As a world leader in genome sequencing, Professor Lucy Chappell, Senior Scientific Adviser at DHSC, said it was especially important for the UK to delve into these issues in depth.

“It is very important that we reliably test new genomic technologies so that the public and clinicians can have confidence in how they will be used.

“Therefore, I applaud these plans to study whether new approaches, such as neonatal whole genome sequencing, are effective, safe, and acceptable to parents. These developments could change healthcare.”

Some scientists and physicians not involved in the project echoed the warning. Professor Frances Flinter, Professor Emeritus of Clinical Genetics at the Guy’s & St Thomas NHS Foundation Trust, said: “Using whole genome sequencing for newborn screening is a step into the unknown.

“The potential benefits lie in the earlier diagnosis and treatment of more children with genetic disorders. Potential disadvantages are incorrect or indeterminate results, unnecessary parental concern, and lack of proper follow-up of screen-positive children.”

“Finding the right balance between benefit and harm will be critical. We should not rush to use this technology until both science and ethics are ready.”

Cardiff University professor Angus Clarke said: “The problem with this concept is that this idea comes with numerous practical and ethical difficulties. These include tensions between required access to information and data security, and the need to consent to the storage and retrieval of parent-child sequence data over time.

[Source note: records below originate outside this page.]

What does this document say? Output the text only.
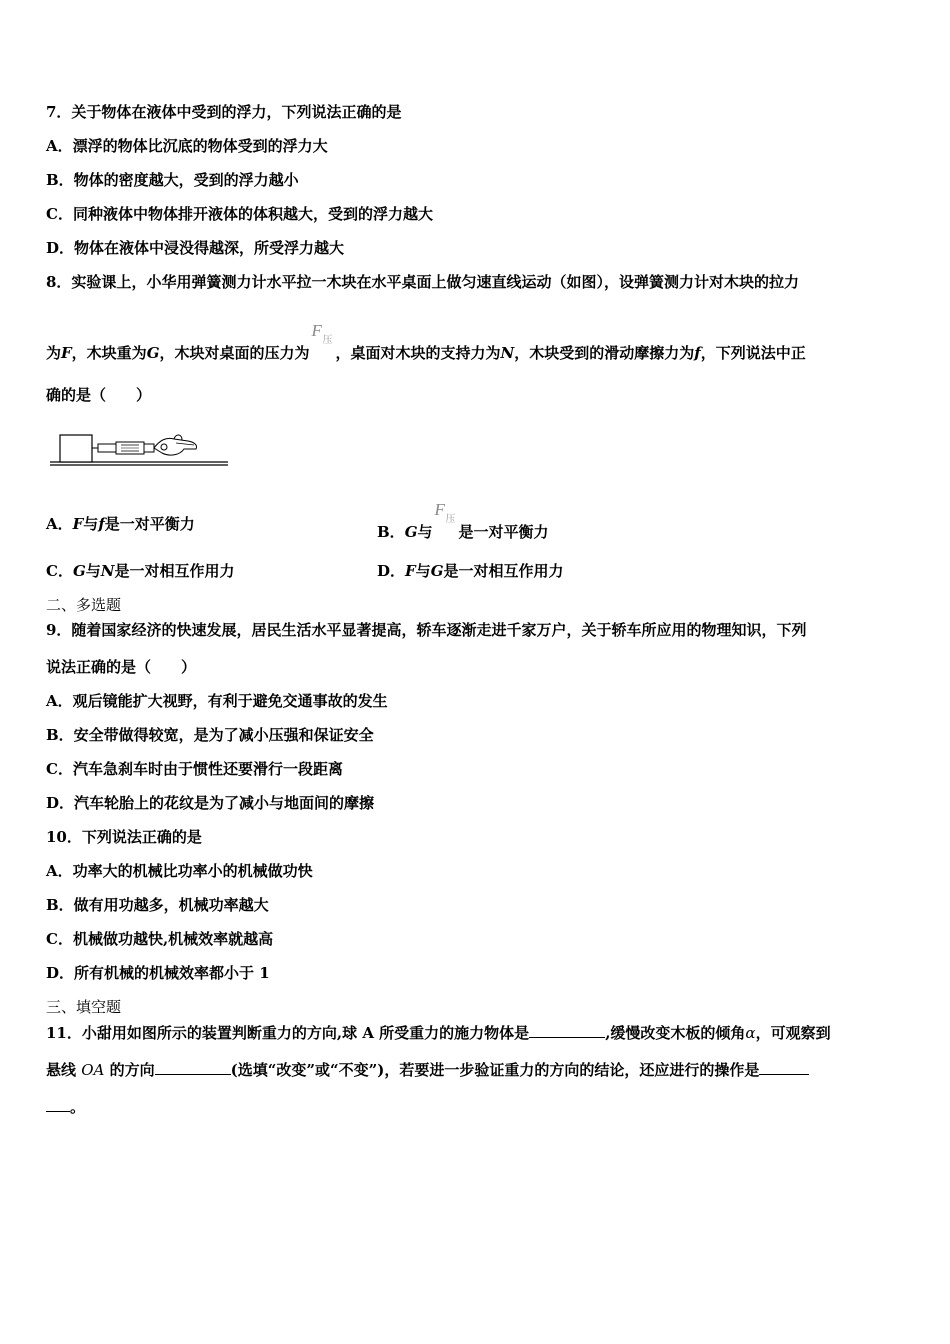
7．关于物体在液体中受到的浮力，下列说法正确的是
A．漂浮的物体比沉底的物体受到的浮力大
B．物体的密度越大，受到的浮力越小
C．同种液体中物体排开液体的体积越大，受到的浮力越大
D．物体在液体中浸没得越深，所受浮力越大
8．实验课上，小华用弹簧测力计水平拉一木块在水平桌面上做匀速直线运动（如图），设弹簧测力计对木块的拉力
为F，木块重为G，木块对桌面的压力为
F
压
，桌面对木块的支持力为N，木块受到的滑动摩擦力为f，下列说法中正
确的是（　　）
A．F与f是一对平衡力	B．G与
F
压
是一对平衡力
C．G与N是一对相互作用力	D．F与G是一对相互作用力
二、多选题
9．随着国家经济的快速发展，居民生活水平显著提高，轿车逐渐走进千家万户，关于轿车所应用的物理知识，下列
说法正确的是（　　）
A．观后镜能扩大视野，有利于避免交通事故的发生
B．安全带做得较宽，是为了减小压强和保证安全
C．汽车急刹车时由于惯性还要滑行一段距离
D．汽车轮胎上的花纹是为了减小与地面间的摩擦
10．下列说法正确的是
A．功率大的机械比功率小的机械做功快
B．做有用功越多，机械功率越大
C．机械做功越快,机械效率就越高
D．所有机械的机械效率都小于 1
三、填空题
11．小甜用如图所示的装置判断重力的方向,球 A 所受重力的施力物体是	,缓慢改变木板的倾角α，可观察到
悬线 OA 的方向	(选填“改变”或“不变”)，若要进一步验证重力的方向的结论，还应进行的操作是
。
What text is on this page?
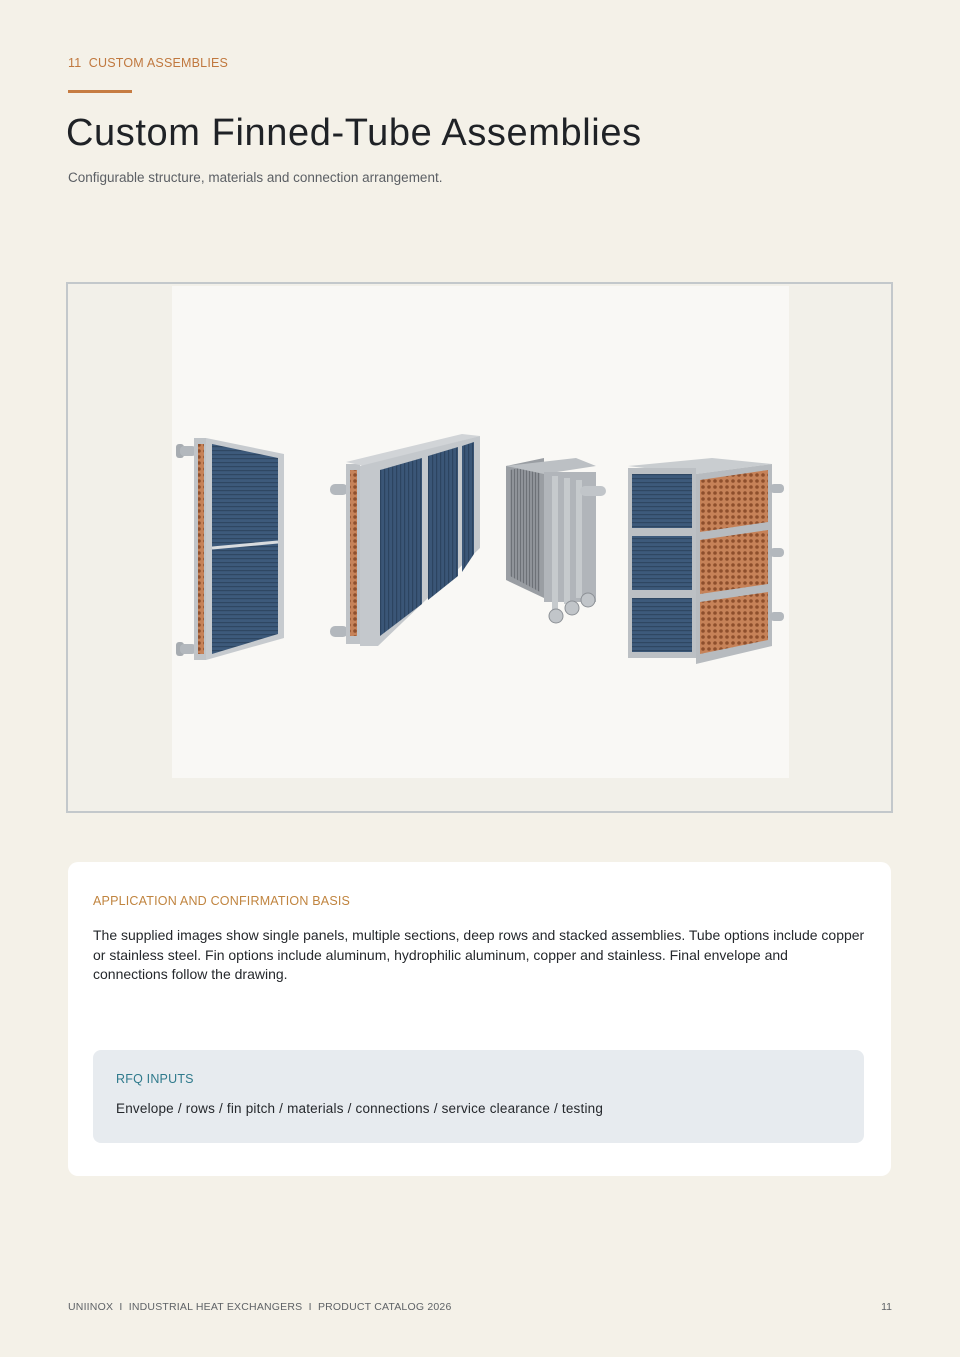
11 CUSTOM ASSEMBLIES
Custom Finned-Tube Assemblies
Configurable structure, materials and connection arrangement.
APPLICATION AND CONFIRMATION BASIS

The supplied images show single panels, multiple sections, deep rows and stacked assemblies. Tube options include copper or stainless steel. Fin options include aluminum, hydrophilic aluminum, copper and stainless. Final envelope and connections follow the drawing.

RFQ INPUTS
Envelope / rows / fin pitch / materials / connections / service clearance / testing
UNIINOX  I  INDUSTRIAL HEAT EXCHANGERS  I  PRODUCT CATALOG 2026	11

“There is also the issue of secondary use of data – looking for evidence of pathogenic variants relevant to later disorders that are not relevant to newborn screening for early childhood disorders – and if/when/how parents can access them, because that might have attitude towards them.

“Additionally, there is a general complexity of initial consent where parents must understand many of these issues in order for their initial consent to be valid.”

A public consultation conducted by Genomics England found general support for the use of genomics in newborn screening, provided the correct precautions are followed, the DHSC said.